見てわかる通りカジュアル用のシャツと言わんばかりの着丈

隣の部署の30代のY氏は眉目秀麗、学業優秀。180㎝位の身長に引き締まった体躯、某幼稚舎一貫の私大卒で、アルザスで採れた新鮮な亀梨和也とホワイトバランス60%のボルゾイをステンレスタンクで二次発酵させたような仕上がり。ノンドサで野性味もあり、きりりとしたミネラルがある立居振る舞い。おまけに実家も太い。バオバブより太い。

選ばれたのはNさんでした。職場での顔面レベルNo.1。Nさんはアプリ顔。きゃりーぱみゅぱみゅっぽい涙袋はIKEAのキャリーバッグより収容力が高い。加えて黒目と白眼の比率が閾値を超えてバグっている。サイコなぐらい黒目がデカい。小悪魔教師の比ではない。涙袋と黒目のダボーXL。琵琶湖のような目は“ちゃおDX”。Face IDなら処理不能です。目のこと以外でNさんについて知っている事は、パケで携帯している得体のしれないどこぞのティーを愛飲しているため年齢不詳感が出ている事だ。何その赤い茶アヤワスカ?

Y氏に話を戻そう。彼は、女性への距離感が近い人である。女性が書類をテーブルに広げており、その書類を見ようと左から近づく際、身体を女性に正体した状態で顔だけを書類に向け近づくタイプだ。しかも肉薄。人間の社会的なリスクを管理する仕事をしていたので、こういうタイプを発見すると脳内タスクバーにアラートが上がる。2件の脆弱性を検知しました。

Y氏は肩幅が広いイカリめの肩で、いつもスーツでベルルッティの靴を履いているため、私は注目していた。なぜかいつもギンガムチェックのシャツを着てることも気になった。Nさんと一緒にいる所は何度か見かけたが、そういう疑いで見たことが無かった。終業後の駅で私の前を歩いていたその時、印象に残っていたことは一つ。とにかくツルピカのスーツを着ていた。だからよせばいいのに私は聞いたのである、「お疲れ様です、いつも良いスーツでオシャレですね」と。太陽が眩しかったからといって人を殺めてはいけないし、スーツが眩しかったからといって人に声をかけてはいけない。
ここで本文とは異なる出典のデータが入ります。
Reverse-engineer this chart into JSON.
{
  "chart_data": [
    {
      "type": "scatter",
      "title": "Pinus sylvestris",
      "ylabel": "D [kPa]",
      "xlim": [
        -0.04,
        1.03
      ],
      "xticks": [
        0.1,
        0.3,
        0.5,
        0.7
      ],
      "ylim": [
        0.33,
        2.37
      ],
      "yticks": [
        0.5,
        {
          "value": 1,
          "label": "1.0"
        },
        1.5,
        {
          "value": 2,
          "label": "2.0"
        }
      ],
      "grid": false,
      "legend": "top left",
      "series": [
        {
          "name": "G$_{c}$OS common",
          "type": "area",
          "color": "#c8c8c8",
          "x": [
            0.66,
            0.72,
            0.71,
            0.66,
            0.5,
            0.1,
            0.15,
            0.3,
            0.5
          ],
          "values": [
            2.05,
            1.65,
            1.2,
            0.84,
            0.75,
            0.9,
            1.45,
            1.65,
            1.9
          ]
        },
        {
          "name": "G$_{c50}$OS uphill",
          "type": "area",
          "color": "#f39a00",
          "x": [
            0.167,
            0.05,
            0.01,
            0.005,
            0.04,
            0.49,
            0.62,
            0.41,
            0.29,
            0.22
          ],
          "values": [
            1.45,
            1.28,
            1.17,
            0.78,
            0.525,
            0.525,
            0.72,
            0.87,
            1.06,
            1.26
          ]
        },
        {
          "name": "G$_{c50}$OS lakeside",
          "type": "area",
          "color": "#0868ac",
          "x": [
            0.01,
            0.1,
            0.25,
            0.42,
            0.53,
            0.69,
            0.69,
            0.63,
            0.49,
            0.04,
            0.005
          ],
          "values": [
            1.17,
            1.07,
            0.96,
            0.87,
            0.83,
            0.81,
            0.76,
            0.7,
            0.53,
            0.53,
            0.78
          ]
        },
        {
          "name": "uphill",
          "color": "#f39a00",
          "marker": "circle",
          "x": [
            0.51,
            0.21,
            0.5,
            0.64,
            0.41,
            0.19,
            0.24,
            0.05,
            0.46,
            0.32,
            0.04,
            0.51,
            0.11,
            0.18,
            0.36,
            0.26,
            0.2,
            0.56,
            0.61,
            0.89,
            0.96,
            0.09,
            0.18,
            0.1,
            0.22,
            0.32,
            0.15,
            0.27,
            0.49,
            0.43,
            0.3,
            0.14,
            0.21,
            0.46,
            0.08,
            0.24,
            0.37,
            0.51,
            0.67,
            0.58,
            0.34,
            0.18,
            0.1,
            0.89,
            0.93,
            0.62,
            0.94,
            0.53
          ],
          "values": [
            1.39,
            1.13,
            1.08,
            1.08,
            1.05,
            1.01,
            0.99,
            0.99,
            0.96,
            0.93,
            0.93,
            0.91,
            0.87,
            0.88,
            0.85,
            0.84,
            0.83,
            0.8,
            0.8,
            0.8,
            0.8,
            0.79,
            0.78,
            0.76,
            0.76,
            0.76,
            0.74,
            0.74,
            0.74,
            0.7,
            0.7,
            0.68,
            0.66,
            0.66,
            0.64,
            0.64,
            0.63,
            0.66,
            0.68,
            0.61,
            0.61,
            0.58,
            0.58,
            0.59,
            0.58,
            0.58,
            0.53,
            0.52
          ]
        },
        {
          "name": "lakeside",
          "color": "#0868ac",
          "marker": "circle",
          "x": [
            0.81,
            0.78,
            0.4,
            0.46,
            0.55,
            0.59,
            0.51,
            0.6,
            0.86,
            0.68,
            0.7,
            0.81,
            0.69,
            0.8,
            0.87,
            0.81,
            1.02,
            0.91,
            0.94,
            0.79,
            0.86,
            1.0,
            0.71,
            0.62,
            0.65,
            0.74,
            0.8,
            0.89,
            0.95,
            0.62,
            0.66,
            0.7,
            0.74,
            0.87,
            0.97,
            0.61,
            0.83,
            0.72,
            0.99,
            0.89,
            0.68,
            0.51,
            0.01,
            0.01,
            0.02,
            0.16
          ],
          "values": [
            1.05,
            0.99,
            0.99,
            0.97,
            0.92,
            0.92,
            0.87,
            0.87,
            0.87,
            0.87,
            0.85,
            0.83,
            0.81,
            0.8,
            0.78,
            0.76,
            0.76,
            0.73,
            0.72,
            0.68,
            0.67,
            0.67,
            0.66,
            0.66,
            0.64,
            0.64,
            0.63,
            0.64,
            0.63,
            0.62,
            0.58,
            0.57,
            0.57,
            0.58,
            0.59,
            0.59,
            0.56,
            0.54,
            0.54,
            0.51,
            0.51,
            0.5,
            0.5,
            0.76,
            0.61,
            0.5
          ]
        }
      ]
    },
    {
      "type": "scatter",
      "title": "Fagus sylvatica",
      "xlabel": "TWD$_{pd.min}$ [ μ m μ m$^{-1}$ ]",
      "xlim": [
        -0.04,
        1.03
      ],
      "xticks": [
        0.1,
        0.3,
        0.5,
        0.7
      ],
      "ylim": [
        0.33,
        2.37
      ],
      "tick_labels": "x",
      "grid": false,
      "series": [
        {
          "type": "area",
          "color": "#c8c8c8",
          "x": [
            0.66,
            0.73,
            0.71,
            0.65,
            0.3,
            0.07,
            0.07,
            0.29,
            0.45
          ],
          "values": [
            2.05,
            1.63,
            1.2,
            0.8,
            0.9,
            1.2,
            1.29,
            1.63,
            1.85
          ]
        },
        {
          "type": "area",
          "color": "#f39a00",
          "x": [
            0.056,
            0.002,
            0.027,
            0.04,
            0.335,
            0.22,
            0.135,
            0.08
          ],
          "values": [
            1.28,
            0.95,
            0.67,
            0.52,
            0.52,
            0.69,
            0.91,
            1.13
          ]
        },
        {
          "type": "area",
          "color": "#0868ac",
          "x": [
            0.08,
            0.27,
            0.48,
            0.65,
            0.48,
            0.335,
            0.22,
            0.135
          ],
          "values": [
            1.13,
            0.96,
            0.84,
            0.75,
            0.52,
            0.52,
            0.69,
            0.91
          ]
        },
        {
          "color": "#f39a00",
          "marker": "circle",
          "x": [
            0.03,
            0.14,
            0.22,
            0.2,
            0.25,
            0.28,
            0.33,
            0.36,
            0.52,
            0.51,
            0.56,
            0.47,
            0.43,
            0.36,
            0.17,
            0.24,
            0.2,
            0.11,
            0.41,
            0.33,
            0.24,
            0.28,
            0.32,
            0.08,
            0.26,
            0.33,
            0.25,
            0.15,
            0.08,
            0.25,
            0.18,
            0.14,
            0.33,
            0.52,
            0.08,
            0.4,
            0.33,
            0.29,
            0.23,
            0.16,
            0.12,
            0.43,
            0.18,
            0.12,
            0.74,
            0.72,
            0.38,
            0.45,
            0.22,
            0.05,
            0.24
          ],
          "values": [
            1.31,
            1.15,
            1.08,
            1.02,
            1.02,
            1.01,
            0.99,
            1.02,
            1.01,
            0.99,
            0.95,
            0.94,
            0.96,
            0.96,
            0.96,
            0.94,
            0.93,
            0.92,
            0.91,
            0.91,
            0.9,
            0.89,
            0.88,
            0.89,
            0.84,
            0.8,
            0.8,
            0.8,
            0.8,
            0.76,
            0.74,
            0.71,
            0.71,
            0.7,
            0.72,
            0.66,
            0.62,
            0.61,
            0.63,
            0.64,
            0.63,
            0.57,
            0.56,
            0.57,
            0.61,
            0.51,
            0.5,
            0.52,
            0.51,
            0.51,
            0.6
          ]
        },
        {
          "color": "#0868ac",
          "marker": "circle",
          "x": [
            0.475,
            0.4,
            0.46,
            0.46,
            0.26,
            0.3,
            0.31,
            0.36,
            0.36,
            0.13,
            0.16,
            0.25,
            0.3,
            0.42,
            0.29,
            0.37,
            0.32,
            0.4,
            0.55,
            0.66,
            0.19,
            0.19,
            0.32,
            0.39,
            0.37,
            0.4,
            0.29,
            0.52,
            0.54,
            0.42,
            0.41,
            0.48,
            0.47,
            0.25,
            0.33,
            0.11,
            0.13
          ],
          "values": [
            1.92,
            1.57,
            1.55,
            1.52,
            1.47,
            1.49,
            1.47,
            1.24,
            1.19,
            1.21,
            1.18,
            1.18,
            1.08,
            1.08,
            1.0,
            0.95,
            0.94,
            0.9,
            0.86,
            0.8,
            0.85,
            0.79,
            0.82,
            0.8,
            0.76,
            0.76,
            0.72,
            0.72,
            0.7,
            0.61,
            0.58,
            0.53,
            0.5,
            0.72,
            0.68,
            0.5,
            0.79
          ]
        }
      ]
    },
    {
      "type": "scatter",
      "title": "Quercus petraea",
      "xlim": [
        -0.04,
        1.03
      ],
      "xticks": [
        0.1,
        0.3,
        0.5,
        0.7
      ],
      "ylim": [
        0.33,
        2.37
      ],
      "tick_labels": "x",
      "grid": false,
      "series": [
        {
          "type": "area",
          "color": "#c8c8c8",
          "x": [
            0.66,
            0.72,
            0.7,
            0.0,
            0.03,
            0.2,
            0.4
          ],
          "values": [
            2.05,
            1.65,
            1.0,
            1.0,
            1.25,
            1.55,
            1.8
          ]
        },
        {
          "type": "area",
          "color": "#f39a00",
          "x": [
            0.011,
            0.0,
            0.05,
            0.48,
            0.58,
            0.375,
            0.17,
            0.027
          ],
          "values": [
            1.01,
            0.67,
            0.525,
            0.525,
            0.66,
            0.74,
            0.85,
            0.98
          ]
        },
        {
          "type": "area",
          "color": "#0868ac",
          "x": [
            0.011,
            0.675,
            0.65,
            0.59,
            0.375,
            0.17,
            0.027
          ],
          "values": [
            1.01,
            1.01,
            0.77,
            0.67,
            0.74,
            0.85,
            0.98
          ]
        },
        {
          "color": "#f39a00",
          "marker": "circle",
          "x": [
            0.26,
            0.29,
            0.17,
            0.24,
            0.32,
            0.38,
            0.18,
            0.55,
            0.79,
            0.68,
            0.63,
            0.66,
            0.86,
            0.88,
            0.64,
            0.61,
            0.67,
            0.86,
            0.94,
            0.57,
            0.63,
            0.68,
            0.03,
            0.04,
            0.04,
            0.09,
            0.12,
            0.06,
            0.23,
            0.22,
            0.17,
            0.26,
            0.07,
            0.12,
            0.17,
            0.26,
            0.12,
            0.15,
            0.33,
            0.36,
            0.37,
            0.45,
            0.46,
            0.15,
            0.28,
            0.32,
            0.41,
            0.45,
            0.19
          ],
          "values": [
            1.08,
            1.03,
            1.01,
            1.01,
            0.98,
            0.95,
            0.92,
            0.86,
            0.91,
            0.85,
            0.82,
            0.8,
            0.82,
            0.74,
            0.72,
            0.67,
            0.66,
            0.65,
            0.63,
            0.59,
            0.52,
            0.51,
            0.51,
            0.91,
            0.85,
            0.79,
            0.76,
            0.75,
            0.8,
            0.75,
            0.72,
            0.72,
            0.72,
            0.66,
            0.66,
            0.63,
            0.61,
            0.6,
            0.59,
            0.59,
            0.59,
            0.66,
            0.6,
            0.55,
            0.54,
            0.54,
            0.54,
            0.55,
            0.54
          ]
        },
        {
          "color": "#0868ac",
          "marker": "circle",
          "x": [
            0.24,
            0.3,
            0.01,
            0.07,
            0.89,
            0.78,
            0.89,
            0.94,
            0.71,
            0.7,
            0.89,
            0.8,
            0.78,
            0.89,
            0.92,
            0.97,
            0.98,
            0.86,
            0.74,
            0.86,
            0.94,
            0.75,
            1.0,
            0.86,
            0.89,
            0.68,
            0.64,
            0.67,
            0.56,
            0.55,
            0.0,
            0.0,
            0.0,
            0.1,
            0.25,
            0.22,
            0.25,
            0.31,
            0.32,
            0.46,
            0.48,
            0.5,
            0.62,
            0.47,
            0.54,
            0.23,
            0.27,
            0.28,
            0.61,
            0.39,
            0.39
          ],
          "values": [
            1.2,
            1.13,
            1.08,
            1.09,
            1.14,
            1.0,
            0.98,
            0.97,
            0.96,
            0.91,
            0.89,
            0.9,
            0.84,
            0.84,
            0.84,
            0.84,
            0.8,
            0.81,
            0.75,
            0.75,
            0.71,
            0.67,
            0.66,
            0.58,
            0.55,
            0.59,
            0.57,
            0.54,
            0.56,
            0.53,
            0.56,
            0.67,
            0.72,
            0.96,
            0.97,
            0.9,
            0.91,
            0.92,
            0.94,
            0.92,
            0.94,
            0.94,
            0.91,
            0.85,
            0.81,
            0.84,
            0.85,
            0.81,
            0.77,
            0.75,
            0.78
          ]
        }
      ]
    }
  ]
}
「これはね…これは君だけに教えよう」、まさかである。上り坂でも下り坂でもない、まさか。肉薄。近い距離感の返しが来るとは思わなかった私の脳内デスクトップではポップアップが数件。不正アクセス6件を検知しました。

その日から、ユニバーサルランゲージの株主優待券を大黒屋で買うスキルとか、交通会館のファミリーセールに紛れ込むハックなど、右上にバツがなく回避できない全画面リコメンドさながらに情報をねじこんでくれた。見た目はツルピカ、中身は楽天、メールマガジンY氏。

まるい衿にうすい芯地

襟がこういう風に開くシャツはドレスシャツが上手だなと思う

そういうわけで上司のSの目には、「教育を受けている子弟関係にある後輩」と見られていたのかもしれない。ただ、私も正直言って気になってはいた。なぜ年齢不詳のあんなに目立つちゃおDXを…?上級遺伝子のボンボンはブルックスブラザーズを選んでも5351プールオムは選ばないだろう。そんな所にトゥモローランドの有明ファミリーセールの葉書が来たから行くぞ、とボルゾイからお誘いを受けたのである。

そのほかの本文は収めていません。